According to the Supreme Court of the U.S., the court has agreed to look at Reed’s case to consider a conflict in lower court decisions over when the statute of limitations begins when a prisoner attempts to seek DNA tests on the crime scene evidence in their case.

The Texas death row inmate is asking that DNA tests be conducted on a belt that he is accused of using to strangle Stacey Stites in 1996. He also wants other evidence found at the scene of the crime tested for DNA because his attorneys say tests were never done on the items.

Prosecutors oppose testing the evidence because they were handled by different people during the investigation and stored improperly.

In a decision issued Monday, April 25, the SCOTUS requested the case records from the lower courts so that justices can review and decide whether or not to hear Reed’s DNA testing plea.

Reed’s request for the SCOTUS to consider the issue refers to Skinner v. Switzer, which ruled that a prisoner may pursue claims for DNA testing post-conviction “to show that the governing state law denies him procedural due process” after he has unsuccessfully sought DNA testing under available state procedures. 

Specifically, the SCOTUS is reviewing when the statute of limitations begins in such a case.
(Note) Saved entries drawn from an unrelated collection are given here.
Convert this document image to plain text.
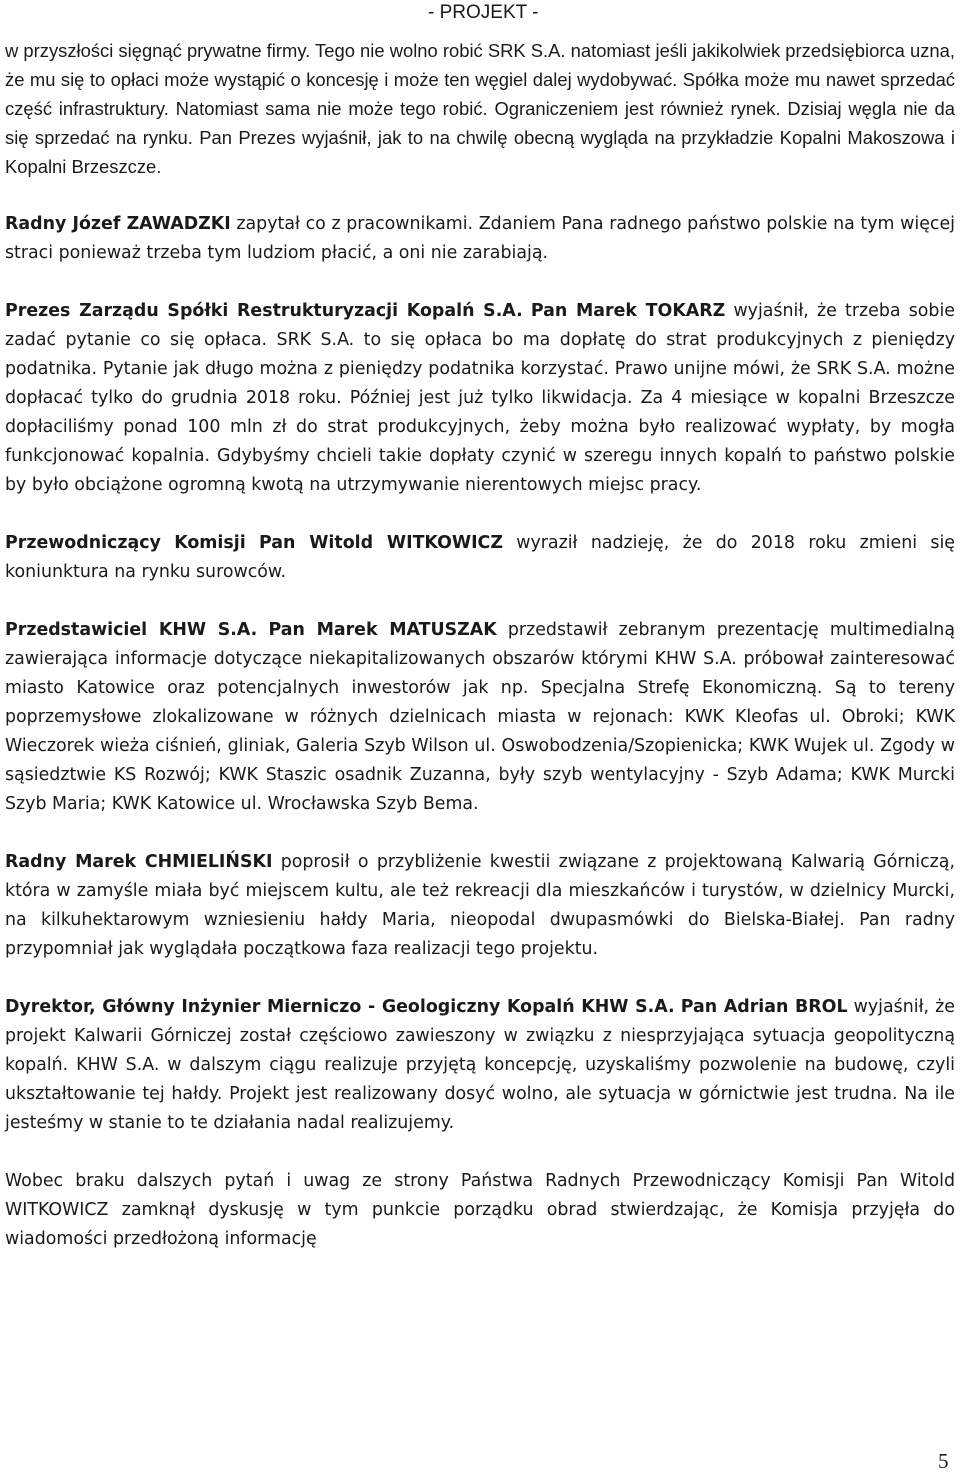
- PROJEKT -

w przyszłości sięgnąć prywatne firmy. Tego nie wolno robić SRK S.A. natomiast jeśli jakikolwiek przedsiębiorca uzna, że mu się to opłaci może wystąpić o koncesję i może ten węgiel dalej wydobywać. Spółka może mu nawet sprzedać część infrastruktury. Natomiast sama nie może tego robić. Ograniczeniem jest również rynek. Dzisiaj węgla nie da się sprzedać na rynku. Pan Prezes wyjaśnił, jak to na chwilę obecną wygląda na przykładzie Kopalni Makoszowa i Kopalni Brzeszcze.

Radny Józef ZAWADZKI zapytał co z pracownikami. Zdaniem Pana radnego państwo polskie na tym więcej straci ponieważ trzeba tym ludziom płacić, a oni nie zarabiają.

Prezes Zarządu Spółki Restrukturyzacji Kopalń S.A. Pan Marek TOKARZ wyjaśnił, że trzeba sobie zadać pytanie co się opłaca. SRK S.A. to się opłaca bo ma dopłatę do strat produkcyjnych z pieniędzy podatnika. Pytanie jak długo można z pieniędzy podatnika korzystać. Prawo unijne mówi, że SRK S.A. możne dopłacać tylko do grudnia 2018 roku. Później jest już tylko likwidacja. Za 4 miesiące w kopalni Brzeszcze dopłaciliśmy ponad 100 mln zł do strat produkcyjnych, żeby można było realizować wypłaty, by mogła funkcjonować kopalnia. Gdybyśmy chcieli takie dopłaty czynić w szeregu innych kopalń to państwo polskie by było obciążone ogromną kwotą na utrzymywanie nierentowych miejsc pracy.

Przewodniczący Komisji Pan Witold WITKOWICZ wyraził nadzieję, że do 2018 roku zmieni się koniunktura na rynku surowców.

Przedstawiciel KHW S.A. Pan Marek MATUSZAK przedstawił zebranym prezentację multimedialną zawierająca informacje dotyczące niekapitalizowanych obszarów którymi KHW S.A. próbował zainteresować miasto Katowice oraz potencjalnych inwestorów jak np. Specjalna Strefę Ekonomiczną. Są to tereny poprzemysłowe zlokalizowane w różnych dzielnicach miasta w rejonach: KWK Kleofas ul. Obroki; KWK Wieczorek wieża ciśnień, gliniak, Galeria Szyb Wilson ul. Oswobodzenia/Szopienicka; KWK Wujek ul. Zgody w sąsiedztwie KS Rozwój; KWK Staszic osadnik Zuzanna, były szyb wentylacyjny - Szyb Adama; KWK Murcki Szyb Maria; KWK Katowice ul. Wrocławska Szyb Bema.

Radny Marek CHMIELIŃSKI poprosił o przybliżenie kwestii związane z projektowaną Kalwarią Górniczą, która w zamyśle miała być miejscem kultu, ale też rekreacji dla mieszkańców i turystów, w dzielnicy Murcki, na kilkuhektarowym wzniesieniu hałdy Maria, nieopodal dwupasmówki do Bielska-Białej. Pan radny przypomniał jak wyglądała początkowa faza realizacji tego projektu.

Dyrektor, Główny Inżynier Mierniczo - Geologiczny Kopalń KHW S.A. Pan Adrian BROL wyjaśnił, że projekt Kalwarii Górniczej został częściowo zawieszony w związku z niesprzyjająca sytuacja geopolityczną kopalń. KHW S.A. w dalszym ciągu realizuje przyjętą koncepcję, uzyskaliśmy pozwolenie na budowę, czyli ukształtowanie tej hałdy. Projekt jest realizowany dosyć wolno, ale sytuacja w górnictwie jest trudna. Na ile jesteśmy w stanie to te działania nadal realizujemy.

Wobec braku dalszych pytań i uwag ze strony Państwa Radnych Przewodniczący Komisji Pan Witold WITKOWICZ zamknął dyskusję w tym punkcie porządku obrad stwierdzając, że Komisja przyjęła do wiadomości przedłożoną informację

5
The justices will look at whether it begins at the end of state-court litigation denying DNA testing, including any appeals, or whether it begins to run at the moment the state trial court denies DNA testing, despite any subsequent appeal.

In 1998, Reed was convicted of the 1996 abduction, rape and murder of 19-year-old Stites.

Days before Reed was set to be executed, he was granted a stay. Last year, a judge recommended that the Court of Criminal Appeals deny granting Reed a new trial. 

In December 2021, attorneys in the case filed a request for grant of application for writ of habeas corpus, claiming prosecutors in the 1998 trial hid statements from Stites’ co-workers showing that Reed and Stites knew each other and were romantically involved.